Suara.com - Setiap tahun, Pulau Christmas di Samudra Hindia berubah menjadi lautan kepiting merah. Lebih dari 100 juta kepiting meninggalkan hutan tropis dan berjalan perlahan menuju pantai untuk bertelur, menciptakan pemandangan alam yang luar biasa dan menjadi daya tarik wisata utama pulau kecil milik Australia tersebut.
Fenomena migrasi kepiting merah tahunan ini tak hanya disukai wisatawan, tapi juga menjadi momen yang ditunggu-tunggu oleh warga setempat.
Bagi para peneliti konservasi, migrasi massal ini menandakan bahwa populasi kepiting merah kini telah pulih dengan baik setelah sebelumnya terancam punah akibat serangan spesies semut asing.
Menurut Brendon Tiernan, koordinator program spesies terancam dari Taman Nasional Pulau Christmas, jumlah kepiting merah kini meningkat tajam.
“Kami memang belum sepenuhnya menang dalam perang melawan semut kuning, tapi kemajuan yang kami capai luar biasa,” ujarnya, mengutip dari The Guardian (25/10/2025).
Pada awal 2000-an, populasi kepiting sempat menurun drastis karena serangan semut kuning gila (yellow crazy ants).
Serangga agresif itu menyemprotkan asam format ke arah kepiting yang lewat, membuatnya dehidrasi hingga mati.
Namun sejak tahun 2016, para ilmuwan memperkenalkan tawon mikro asal Malaysia untuk mengendalikan semut tersebut.
Tawon ini menargetkan serangga penghasil madu yang menjadi sumber makanan utama semut kuning.

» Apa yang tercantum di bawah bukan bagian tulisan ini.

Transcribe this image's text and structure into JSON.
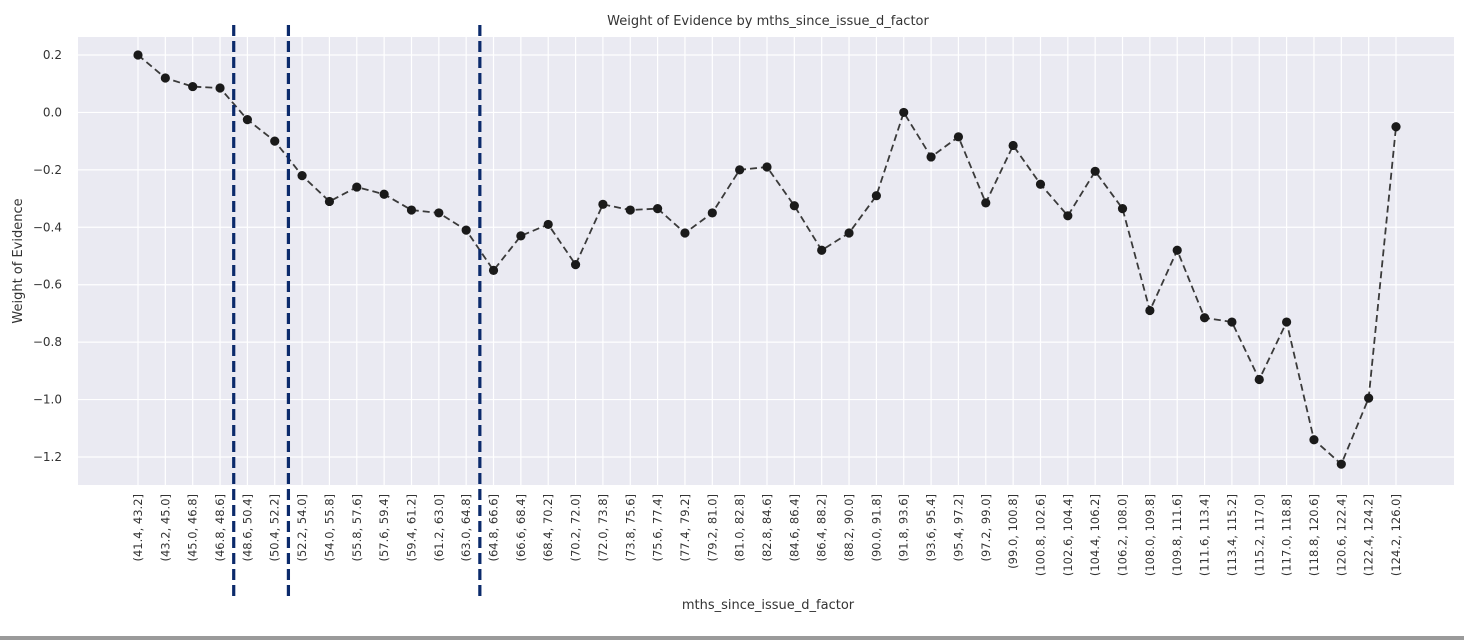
{
  "chart_data": {
    "type": "line",
    "title": "Weight of Evidence by mths_since_issue_d_factor",
    "xlabel": "mths_since_issue_d_factor",
    "ylabel": "Weight of Evidence",
    "ylim": [
      -1.3,
      0.26
    ],
    "yticks": [
      0.2,
      0.0,
      -0.2,
      -0.4,
      -0.6,
      -0.8,
      -1.0,
      -1.2
    ],
    "ytick_labels": [
      "0.2",
      "0.0",
      "−0.2",
      "−0.4",
      "−0.6",
      "−0.8",
      "−1.0",
      "−1.2"
    ],
    "grid": true,
    "line_style": "dashed",
    "marker": "circle",
    "colors": {
      "background": "#eaeaf2",
      "line": "#3a3a3a",
      "marker": "#1a1a1a",
      "vline": "#0b2a6b",
      "grid": "#ffffff"
    },
    "categories": [
      "(41.4, 43.2]",
      "(43.2, 45.0]",
      "(45.0, 46.8]",
      "(46.8, 48.6]",
      "(48.6, 50.4]",
      "(50.4, 52.2]",
      "(52.2, 54.0]",
      "(54.0, 55.8]",
      "(55.8, 57.6]",
      "(57.6, 59.4]",
      "(59.4, 61.2]",
      "(61.2, 63.0]",
      "(63.0, 64.8]",
      "(64.8, 66.6]",
      "(66.6, 68.4]",
      "(68.4, 70.2]",
      "(70.2, 72.0]",
      "(72.0, 73.8]",
      "(73.8, 75.6]",
      "(75.6, 77.4]",
      "(77.4, 79.2]",
      "(79.2, 81.0]",
      "(81.0, 82.8]",
      "(82.8, 84.6]",
      "(84.6, 86.4]",
      "(86.4, 88.2]",
      "(88.2, 90.0]",
      "(90.0, 91.8]",
      "(91.8, 93.6]",
      "(93.6, 95.4]",
      "(95.4, 97.2]",
      "(97.2, 99.0]",
      "(99.0, 100.8]",
      "(100.8, 102.6]",
      "(102.6, 104.4]",
      "(104.4, 106.2]",
      "(106.2, 108.0]",
      "(108.0, 109.8]",
      "(109.8, 111.6]",
      "(111.6, 113.4]",
      "(113.4, 115.2]",
      "(115.2, 117.0]",
      "(117.0, 118.8]",
      "(118.8, 120.6]",
      "(120.6, 122.4]",
      "(122.4, 124.2]",
      "(124.2, 126.0]"
    ],
    "values": [
      0.2,
      0.12,
      0.09,
      0.085,
      -0.025,
      -0.1,
      -0.22,
      -0.31,
      -0.26,
      -0.285,
      -0.34,
      -0.35,
      -0.41,
      -0.55,
      -0.43,
      -0.39,
      -0.53,
      -0.32,
      -0.34,
      -0.335,
      -0.42,
      -0.35,
      -0.2,
      -0.19,
      -0.325,
      -0.48,
      -0.42,
      -0.29,
      0.0,
      -0.155,
      -0.085,
      -0.315,
      -0.115,
      -0.25,
      -0.36,
      -0.205,
      -0.335,
      -0.69,
      -0.48,
      -0.715,
      -0.73,
      -0.93,
      -0.73,
      -1.14,
      -1.225,
      -0.995,
      -0.05
    ],
    "vlines_between": [
      3.5,
      5.5,
      12.5
    ]
  }
}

Hasilnya cukup efektif, populasi semut berkurang dan kepiting merah mulai pulih.
Kini, diperkirakan jumlah kepiting mencapai lebih dari 180 juta ekor, hampir dua kali lipat dibanding dua dekade lalu.

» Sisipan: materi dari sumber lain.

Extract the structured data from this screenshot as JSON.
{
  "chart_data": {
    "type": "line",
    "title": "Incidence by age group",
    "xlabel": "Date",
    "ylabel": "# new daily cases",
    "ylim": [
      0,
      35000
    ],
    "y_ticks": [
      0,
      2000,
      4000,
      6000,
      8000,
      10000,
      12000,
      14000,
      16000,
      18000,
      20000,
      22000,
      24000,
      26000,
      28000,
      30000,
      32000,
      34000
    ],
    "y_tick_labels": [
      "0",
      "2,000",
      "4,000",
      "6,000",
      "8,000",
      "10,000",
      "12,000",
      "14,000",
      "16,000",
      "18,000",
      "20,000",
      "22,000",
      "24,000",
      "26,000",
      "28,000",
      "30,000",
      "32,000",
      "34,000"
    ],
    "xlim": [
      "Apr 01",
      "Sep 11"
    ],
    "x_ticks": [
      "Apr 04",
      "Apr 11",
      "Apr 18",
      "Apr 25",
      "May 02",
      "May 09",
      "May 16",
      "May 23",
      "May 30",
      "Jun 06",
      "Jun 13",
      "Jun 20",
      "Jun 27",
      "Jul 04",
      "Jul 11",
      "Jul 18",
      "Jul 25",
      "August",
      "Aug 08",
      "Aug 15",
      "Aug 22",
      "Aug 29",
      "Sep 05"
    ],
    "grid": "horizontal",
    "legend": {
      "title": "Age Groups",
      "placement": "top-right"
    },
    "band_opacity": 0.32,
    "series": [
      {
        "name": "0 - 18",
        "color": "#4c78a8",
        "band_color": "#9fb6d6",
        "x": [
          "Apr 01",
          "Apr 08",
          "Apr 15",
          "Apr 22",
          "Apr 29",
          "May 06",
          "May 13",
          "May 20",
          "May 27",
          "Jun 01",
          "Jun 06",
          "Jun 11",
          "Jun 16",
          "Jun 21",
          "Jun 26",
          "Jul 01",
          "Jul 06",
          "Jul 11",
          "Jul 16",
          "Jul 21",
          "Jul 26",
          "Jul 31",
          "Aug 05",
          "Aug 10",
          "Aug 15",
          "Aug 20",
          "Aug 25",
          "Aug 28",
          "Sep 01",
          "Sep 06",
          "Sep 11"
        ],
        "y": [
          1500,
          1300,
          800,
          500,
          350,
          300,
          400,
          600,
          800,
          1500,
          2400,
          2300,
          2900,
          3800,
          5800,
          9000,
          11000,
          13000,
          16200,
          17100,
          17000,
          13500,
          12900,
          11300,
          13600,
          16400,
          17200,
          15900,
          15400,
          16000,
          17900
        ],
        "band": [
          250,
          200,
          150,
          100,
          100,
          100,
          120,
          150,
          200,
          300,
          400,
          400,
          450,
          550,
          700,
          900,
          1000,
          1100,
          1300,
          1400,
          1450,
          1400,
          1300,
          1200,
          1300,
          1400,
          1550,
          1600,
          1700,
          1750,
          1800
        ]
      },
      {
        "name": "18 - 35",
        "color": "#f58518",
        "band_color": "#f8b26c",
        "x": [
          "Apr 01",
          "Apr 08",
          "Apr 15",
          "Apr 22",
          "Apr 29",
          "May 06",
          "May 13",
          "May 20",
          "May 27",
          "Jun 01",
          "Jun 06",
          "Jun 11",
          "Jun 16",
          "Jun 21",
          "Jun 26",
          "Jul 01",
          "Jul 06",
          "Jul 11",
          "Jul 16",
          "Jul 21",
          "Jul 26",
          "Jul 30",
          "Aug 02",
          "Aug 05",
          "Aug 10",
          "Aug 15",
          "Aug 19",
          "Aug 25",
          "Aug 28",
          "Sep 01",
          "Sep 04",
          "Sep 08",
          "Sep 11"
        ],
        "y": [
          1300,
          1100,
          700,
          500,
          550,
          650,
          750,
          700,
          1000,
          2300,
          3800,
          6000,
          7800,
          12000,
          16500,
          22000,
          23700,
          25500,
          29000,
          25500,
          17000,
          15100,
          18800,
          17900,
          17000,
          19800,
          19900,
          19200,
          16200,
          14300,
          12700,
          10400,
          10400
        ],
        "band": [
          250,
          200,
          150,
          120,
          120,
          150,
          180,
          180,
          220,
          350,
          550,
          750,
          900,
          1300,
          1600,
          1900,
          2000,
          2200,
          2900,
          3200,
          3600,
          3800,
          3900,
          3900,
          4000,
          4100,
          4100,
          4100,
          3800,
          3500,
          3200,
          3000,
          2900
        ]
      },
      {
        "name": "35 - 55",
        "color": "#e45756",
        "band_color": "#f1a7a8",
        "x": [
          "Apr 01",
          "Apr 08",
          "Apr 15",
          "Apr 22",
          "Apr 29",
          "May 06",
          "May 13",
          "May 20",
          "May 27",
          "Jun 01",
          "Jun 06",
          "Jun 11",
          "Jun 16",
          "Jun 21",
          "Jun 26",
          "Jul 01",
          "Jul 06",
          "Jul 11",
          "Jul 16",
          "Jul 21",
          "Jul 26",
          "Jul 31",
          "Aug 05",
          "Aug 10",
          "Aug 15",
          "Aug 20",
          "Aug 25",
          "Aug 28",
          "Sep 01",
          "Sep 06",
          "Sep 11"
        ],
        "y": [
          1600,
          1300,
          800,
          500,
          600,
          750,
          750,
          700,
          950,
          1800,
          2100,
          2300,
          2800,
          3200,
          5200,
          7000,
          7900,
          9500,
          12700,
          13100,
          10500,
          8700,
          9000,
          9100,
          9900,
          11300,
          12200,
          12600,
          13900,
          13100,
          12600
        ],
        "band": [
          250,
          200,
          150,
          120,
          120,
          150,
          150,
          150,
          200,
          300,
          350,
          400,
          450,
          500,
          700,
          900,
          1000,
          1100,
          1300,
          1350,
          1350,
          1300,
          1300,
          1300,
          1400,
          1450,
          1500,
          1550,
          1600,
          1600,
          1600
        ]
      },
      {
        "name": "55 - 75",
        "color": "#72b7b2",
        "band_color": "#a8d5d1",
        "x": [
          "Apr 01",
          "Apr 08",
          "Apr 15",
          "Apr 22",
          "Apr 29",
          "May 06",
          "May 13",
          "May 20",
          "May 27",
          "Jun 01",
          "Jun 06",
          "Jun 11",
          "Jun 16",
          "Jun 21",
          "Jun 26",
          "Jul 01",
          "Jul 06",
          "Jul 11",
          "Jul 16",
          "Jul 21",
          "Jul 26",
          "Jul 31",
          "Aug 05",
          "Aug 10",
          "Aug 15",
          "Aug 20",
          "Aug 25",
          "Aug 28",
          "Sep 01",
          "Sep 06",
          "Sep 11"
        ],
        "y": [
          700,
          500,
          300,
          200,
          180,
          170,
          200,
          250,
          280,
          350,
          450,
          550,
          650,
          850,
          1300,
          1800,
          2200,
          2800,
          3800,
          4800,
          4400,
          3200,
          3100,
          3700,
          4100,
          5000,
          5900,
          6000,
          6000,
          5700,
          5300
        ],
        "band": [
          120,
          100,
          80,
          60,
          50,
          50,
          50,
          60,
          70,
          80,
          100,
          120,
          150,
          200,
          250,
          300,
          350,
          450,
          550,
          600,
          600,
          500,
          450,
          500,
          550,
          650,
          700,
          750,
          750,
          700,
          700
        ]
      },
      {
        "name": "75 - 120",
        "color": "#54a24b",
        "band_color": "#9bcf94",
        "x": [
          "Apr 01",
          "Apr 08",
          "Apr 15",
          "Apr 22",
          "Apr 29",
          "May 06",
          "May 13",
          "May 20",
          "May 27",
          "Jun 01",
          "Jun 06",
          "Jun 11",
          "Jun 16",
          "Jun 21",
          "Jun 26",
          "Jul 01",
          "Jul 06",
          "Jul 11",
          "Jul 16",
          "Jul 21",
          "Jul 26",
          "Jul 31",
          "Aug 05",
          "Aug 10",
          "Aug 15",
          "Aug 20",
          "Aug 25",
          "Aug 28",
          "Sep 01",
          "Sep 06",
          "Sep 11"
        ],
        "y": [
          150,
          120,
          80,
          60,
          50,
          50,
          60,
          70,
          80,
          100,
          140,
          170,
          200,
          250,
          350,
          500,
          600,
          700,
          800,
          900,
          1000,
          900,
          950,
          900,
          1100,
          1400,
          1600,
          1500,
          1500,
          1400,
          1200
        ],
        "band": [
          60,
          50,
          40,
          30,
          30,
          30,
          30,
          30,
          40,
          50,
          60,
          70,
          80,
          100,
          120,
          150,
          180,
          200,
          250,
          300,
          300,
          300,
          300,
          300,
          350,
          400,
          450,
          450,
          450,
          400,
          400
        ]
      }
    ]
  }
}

![Kepiting merah. [Freepik]](https://media.suara.com/pictures/653x366/2021/10/21/59749-kepiting-merah.jpg)
Beberapa tahun terakhir bahkan disebut sebagai “masa emas” karena banyak bayi kepiting berhasil bertahan hidup dan kembali ke daratan.

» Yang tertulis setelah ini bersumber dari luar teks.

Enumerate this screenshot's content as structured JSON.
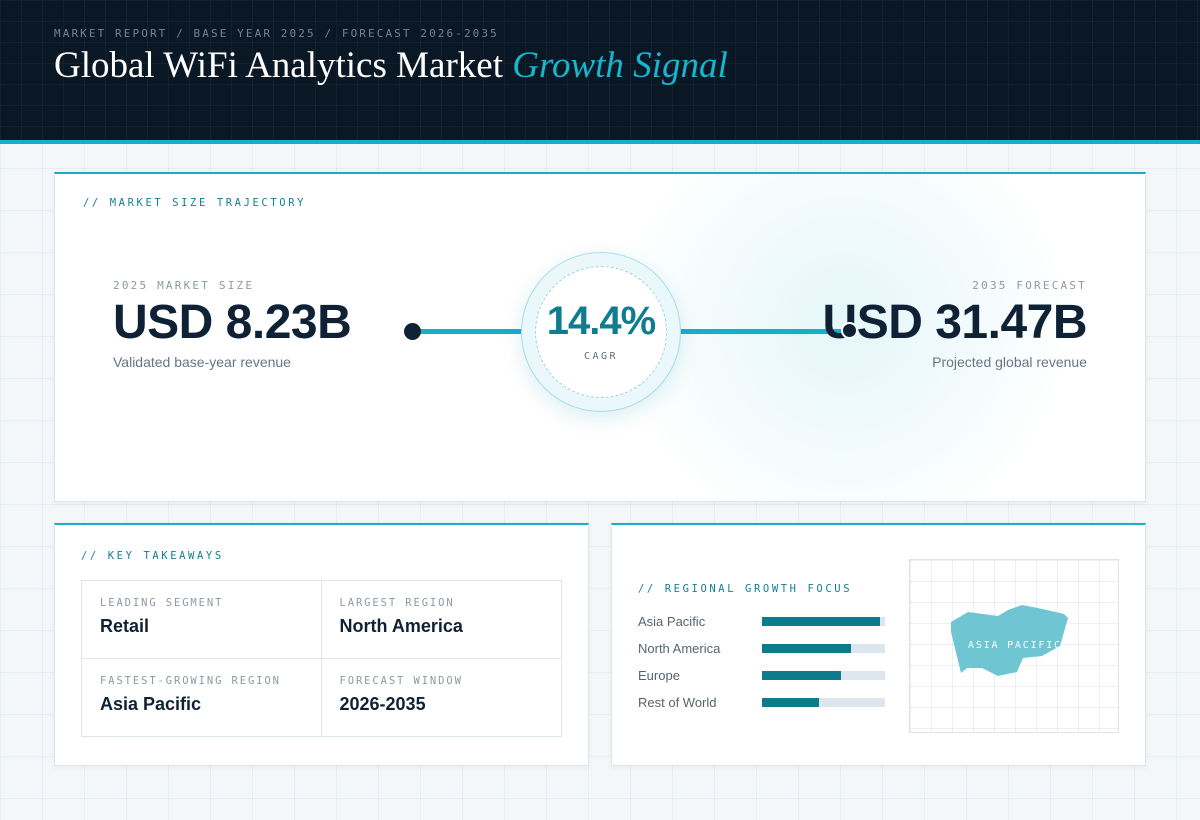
{
  "header": {
    "breadcrumb": "MARKET REPORT / BASE YEAR 2025 / FORECAST 2026-2035",
    "title_main": "Global WiFi Analytics Market",
    "title_accent": "Growth Signal"
  },
  "trajectory": {
    "label": "// MARKET SIZE TRAJECTORY",
    "start": {
      "label": "2025 MARKET SIZE",
      "value": "USD 8.23B",
      "caption": "Validated base-year revenue"
    },
    "cagr": {
      "value": "14.4%",
      "label": "CAGR"
    },
    "end": {
      "label": "2035 FORECAST",
      "value": "USD 31.47B",
      "caption": "Projected global revenue"
    }
  },
  "takeaways": {
    "label": "// KEY TAKEAWAYS",
    "items": [
      {
        "label": "LEADING SEGMENT",
        "value": "Retail"
      },
      {
        "label": "LARGEST REGION",
        "value": "North America"
      },
      {
        "label": "FASTEST-GROWING REGION",
        "value": "Asia Pacific"
      },
      {
        "label": "FORECAST WINDOW",
        "value": "2026-2035"
      }
    ]
  },
  "regional": {
    "label": "// REGIONAL GROWTH FOCUS",
    "regions": [
      {
        "name": "Asia Pacific",
        "level": 0.96
      },
      {
        "name": "North America",
        "level": 0.72
      },
      {
        "name": "Europe",
        "level": 0.64
      },
      {
        "name": "Rest of World",
        "level": 0.46
      }
    ],
    "map_tag": "ASIA PACIFIC"
  },
  "colors": {
    "accent": "#12b1c9",
    "accent_dark": "#0e7b8d",
    "navy": "#0f2235",
    "map_fill": "#6fc5d2"
  }
}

Setiap tahun, migrasi dimulai ketika musim hujan pertama tiba, biasanya antara Oktober dan November. Air hujan menjadi sinyal bagi jutaan kepiting untuk meninggalkan hutan dan memulai perjalanan menuju pantai.
Menariknya, waktu kepiting betina bertelur selalu mengikuti siklus bulan. Mereka keluar dari lubang tanah dan melepaskan telur ke laut tepat sebelum bulan kuartal terakhir, biasanya menjelang fajar ketika air laut mulai surut.
Begitu telur menyentuh air, larva akan menetas dan hanyut di lautan selama sekitar sebulan. Sebagian besar larva menjadi santapan ikan, pari manta, dan hiu paus.
Hanya sedikit yang berhasil kembali ke darat sebagai bayi kepiting berukuran sekitar lima milimeter. Kecil, tapi menjadi harapan baru bagi populasi berikutnya.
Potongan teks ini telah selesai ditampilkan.